When this happens, I have a hard time making decisions. I have a hard time controlling my emotions. I have a hard time controlling my body. And I have a hard time keeping a grasp on what is happening around me.

Sometimes, I melt down. This happens in my mind, not in my heart. But that distinction is one that can be very hard to see from the outside looking in.

When I am melting down, I am not able to be a good parent to you. I am not able to be a good parent to Sam. I am not able to be a good wife to your daddy, or a good friend or a good daughter or a good sister.

When I am in meltdown, the only thing I can focus on is getting myself through it.

And that, my darling daughter, is why you are with your daddy right now.

Parenting is an intense experience. It is one that requires your full attention- physically, mentally and emotionally.

Parenting a child who is in a state of crisis- whether this be because of illness, injury, emotional need, or otherwise- is even more intense. It requires a state of parental engagement and alertness that exceeds the every day, as well as a resilience and fortitude to stay strong during the emotionally difficult moments.

Most of the time, I am able to be that parent to you. Most of the time, I am able to navigate that intensity, and live up to my responsibilities in caring for you.

But tonight- probably due to the fact that I am also sick, or the fact that it has now been three days of almost incessant screaming, or maybe just because the temperature is changing and my body feels the snow crystals starting to form in the sky above us- tonight, I just can’t.

Tonight, I felt my body start to shake. I felt my eyes start to blur. I could smell the anxiety in the room, and the entire room started to spin.

Tonight, I knew that my brain was about to get the better of me. I knew that I was minutes away from a meltdown.

And I knew that you deserved…that you needed…me to step away.  I knew that, even though you would not understand it in the moment, the safest and healthiest thing I could do for you would be to acknowledge my own needs and recognize my own limitations.

The best thing I could do tonight was hand you over to your loving daddy’s arms and walk away.

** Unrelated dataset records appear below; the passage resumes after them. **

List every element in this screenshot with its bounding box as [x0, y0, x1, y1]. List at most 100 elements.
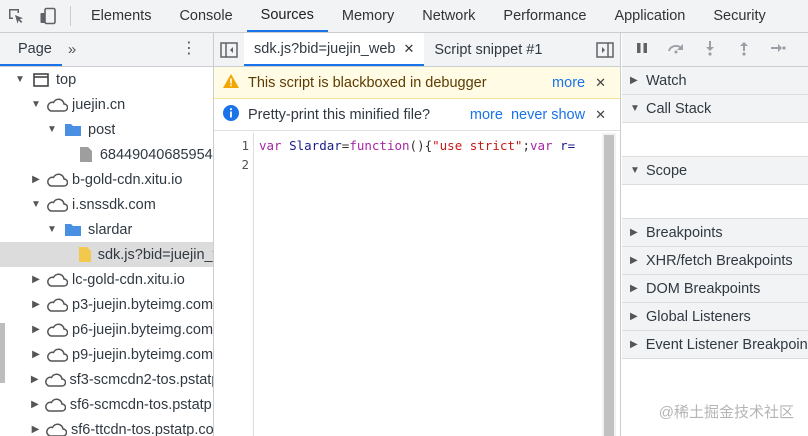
collapse-triangle-icon: ▶: [630, 75, 638, 86]
tree-item[interactable]: ▼ i.snssdk.com: [0, 192, 213, 217]
code-keyword: function: [349, 138, 410, 153]
debugger-section-header[interactable]: ▼ Call Stack: [622, 95, 808, 123]
tree-item[interactable]: ▼ top: [0, 67, 213, 92]
device-toolbar-icon[interactable]: [32, 0, 64, 32]
folder-icon: [62, 121, 84, 139]
never-show-link[interactable]: never show: [511, 107, 585, 123]
code-operator: ;: [522, 138, 530, 153]
collapse-triangle-icon: ▶: [630, 283, 638, 294]
line-number[interactable]: 2: [214, 155, 253, 174]
navigator-scrollbar[interactable]: [0, 323, 5, 383]
tree-item-label: sdk.js?bid=juejin_web: [97, 246, 213, 263]
toggle-navigator-icon[interactable]: [214, 33, 244, 66]
collapse-triangle-icon[interactable]: ▶: [30, 174, 42, 185]
tree-item-label: p3-juejin.byteimg.com: [72, 296, 214, 313]
tab-application[interactable]: Application: [600, 0, 699, 32]
collapse-triangle-icon[interactable]: ▶: [30, 374, 40, 385]
close-icon[interactable]: ✕: [595, 107, 606, 123]
collapse-triangle-icon: ▶: [630, 255, 638, 266]
close-icon[interactable]: ✕: [595, 75, 606, 91]
debugger-section-header[interactable]: ▶ Global Listeners: [622, 303, 808, 331]
code-keyword: var: [259, 138, 282, 153]
tree-item[interactable]: ▶ p3-juejin.byteimg.com: [0, 292, 213, 317]
close-tab-icon[interactable]: ✕: [403, 41, 414, 57]
tree-item-label: 6844904068595480: [99, 146, 213, 163]
expand-triangle-icon[interactable]: ▼: [14, 74, 26, 85]
cloud-icon: [46, 321, 68, 339]
debugger-section-label: DOM Breakpoints: [646, 280, 761, 297]
file-tree: ▼ top ▼ juejin.cn ▼ post 6844904068595480 ▶ b-go…: [0, 67, 213, 436]
tree-item[interactable]: ▶ p9-juejin.byteimg.com: [0, 342, 213, 367]
tree-item[interactable]: ▶ sf3-scmcdn2-tos.pstatp.com: [0, 367, 213, 392]
expand-triangle-icon[interactable]: ▼: [30, 199, 42, 210]
code-line[interactable]: var Slardar=function(){"use strict";var …: [259, 136, 575, 155]
debugger-section-header[interactable]: ▶ DOM Breakpoints: [622, 275, 808, 303]
tab-network[interactable]: Network: [408, 0, 489, 32]
more-link[interactable]: more: [552, 75, 585, 91]
expand-triangle-icon[interactable]: ▼: [46, 124, 58, 135]
tree-item[interactable]: ▶ p6-juejin.byteimg.com: [0, 317, 213, 342]
tree-item[interactable]: ▼ juejin.cn: [0, 92, 213, 117]
code-identifier: Slardar: [281, 138, 342, 153]
step-icon[interactable]: [768, 41, 788, 58]
code-area[interactable]: 1 2 var Slardar=function(){"use strict";…: [214, 133, 620, 436]
tree-item[interactable]: ▶ lc-gold-cdn.xitu.io: [0, 267, 213, 292]
cloud-icon: [46, 296, 68, 314]
debugger-section-header[interactable]: ▶ XHR/fetch Breakpoints: [622, 247, 808, 275]
tab-console[interactable]: Console: [165, 0, 246, 32]
tree-item[interactable]: sdk.js?bid=juejin_web: [0, 242, 213, 267]
line-number[interactable]: 1: [214, 136, 253, 155]
debugger-section-label: Global Listeners: [646, 308, 751, 325]
more-tabs-icon[interactable]: »: [62, 33, 82, 66]
collapse-triangle-icon[interactable]: ▶: [30, 399, 40, 410]
step-into-icon[interactable]: [700, 40, 720, 60]
collapse-triangle-icon[interactable]: ▶: [30, 424, 41, 435]
expand-triangle-icon[interactable]: ▼: [46, 224, 58, 235]
more-options-icon[interactable]: ⋮: [181, 41, 197, 57]
editor-scrollbar[interactable]: [602, 133, 616, 436]
tab-elements[interactable]: Elements: [77, 0, 165, 32]
more-link[interactable]: more: [470, 107, 503, 123]
collapse-triangle-icon[interactable]: ▶: [30, 274, 42, 285]
code-operator: (){: [409, 138, 433, 153]
tab-security[interactable]: Security: [699, 0, 779, 32]
collapse-triangle-icon[interactable]: ▶: [30, 324, 42, 335]
tab-sources[interactable]: Sources: [246, 0, 328, 32]
collapse-triangle-icon[interactable]: ▶: [30, 299, 42, 310]
tree-item[interactable]: ▼ post: [0, 117, 213, 142]
tab-performance[interactable]: Performance: [489, 0, 600, 32]
editor-tab-label: sdk.js?bid=juejin_web: [254, 40, 396, 57]
scrollbar-thumb[interactable]: [604, 135, 614, 436]
debugger-section-body: [622, 123, 808, 157]
debugger-section-header[interactable]: ▶ Event Listener Breakpoints: [622, 331, 808, 359]
tree-item-label: top: [56, 71, 77, 88]
debugger-section-header[interactable]: ▼ Scope: [622, 157, 808, 185]
code-identifier: r=: [552, 138, 576, 153]
debugger-section-header[interactable]: ▶ Breakpoints: [622, 219, 808, 247]
cloud-icon: [46, 271, 68, 289]
watermark: @稀土掘金技术社区: [658, 404, 794, 421]
blackbox-message: This script is blackboxed in debugger: [248, 74, 487, 91]
pause-icon[interactable]: [632, 41, 652, 58]
step-over-icon[interactable]: [666, 41, 686, 58]
tab-memory[interactable]: Memory: [328, 0, 408, 32]
tree-item[interactable]: ▼ slardar: [0, 217, 213, 242]
cloud-icon: [45, 421, 68, 436]
tree-item[interactable]: ▶ sf6-ttcdn-tos.pstatp.com: [0, 417, 213, 436]
expand-triangle-icon[interactable]: ▼: [30, 99, 42, 110]
toggle-debugger-icon[interactable]: [590, 33, 620, 66]
debugger-section-header[interactable]: ▶ Watch: [622, 67, 808, 95]
tree-item-label: post: [88, 121, 116, 138]
inspect-element-icon[interactable]: [0, 0, 32, 32]
tree-item[interactable]: ▶ b-gold-cdn.xitu.io: [0, 167, 213, 192]
editor-tab-sdk[interactable]: sdk.js?bid=juejin_web ✕: [244, 33, 425, 66]
tree-item[interactable]: ▶ sf6-scmcdn-tos.pstatp.com: [0, 392, 213, 417]
step-out-icon[interactable]: [734, 40, 754, 60]
blackbox-infobar: This script is blackboxed in debugger mo…: [214, 67, 620, 99]
collapse-triangle-icon[interactable]: ▶: [30, 349, 42, 360]
tab-page[interactable]: Page: [0, 33, 62, 66]
sources-navigator: Page » ⋮ ▼ top ▼ juejin.cn ▼ post 684490406859…: [0, 33, 214, 436]
tree-item[interactable]: 6844904068595480: [0, 142, 213, 167]
editor-tab-snippet[interactable]: Script snippet #1: [424, 33, 552, 66]
source-editor: sdk.js?bid=juejin_web ✕ Script snippet #…: [214, 33, 621, 436]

Sometimes, the greatest gift that we can give to another person is the self-awareness to know when we have exceeded our capacity to give. Sometimes, acknowledging weakness is the most courageous choice you can make.

Since I have started writing this, you and your daddy have come home. You are now in your room, and I can hear you breathing over your monitor. You are sleeping (for now, at least) and you are safe.  My heart is exploding with love for you, and I know that I won’t be able to resist creeping into your room later to kiss your cheeks and whisper that I love you.

And as I listen to your rhythmic patterns, I feel a sense of renewed resolve and commitment. Tonight hurt your feelings. Tonight hurt my feelings too.

But our sadness and hurt feelings will heal with the understanding that some decisions in life are painful, even when they are right. 

Tonight, as I pull myself back from the dark abyss that is my mind in meltdown, I know that I can say with an increased sense of confidence that #iamnotkellistapleton.

I choose humility and self-acceptance in the face of my disabilities.

In the face of my own mental health struggles, I choose self-awareness.

In the battle between my needs and yours, I made sure your needs were safely addressed before dealing with my own.

In the midst of a crisis, I remembered that I am the adult and that you are the child.

And that no matter what, my responsibility is to love you unconditionally and care for your needs above my own.

And, no matter how hard it gets, no matter how overwhelmed I feel, no matter how little more I think I can can take…never would I dream of hurting you.

Tonight, my first thought was of how to get you the best care I possibly could.

And I believe that I did that.

I love you unconditionally. And I am so sorry you are sick.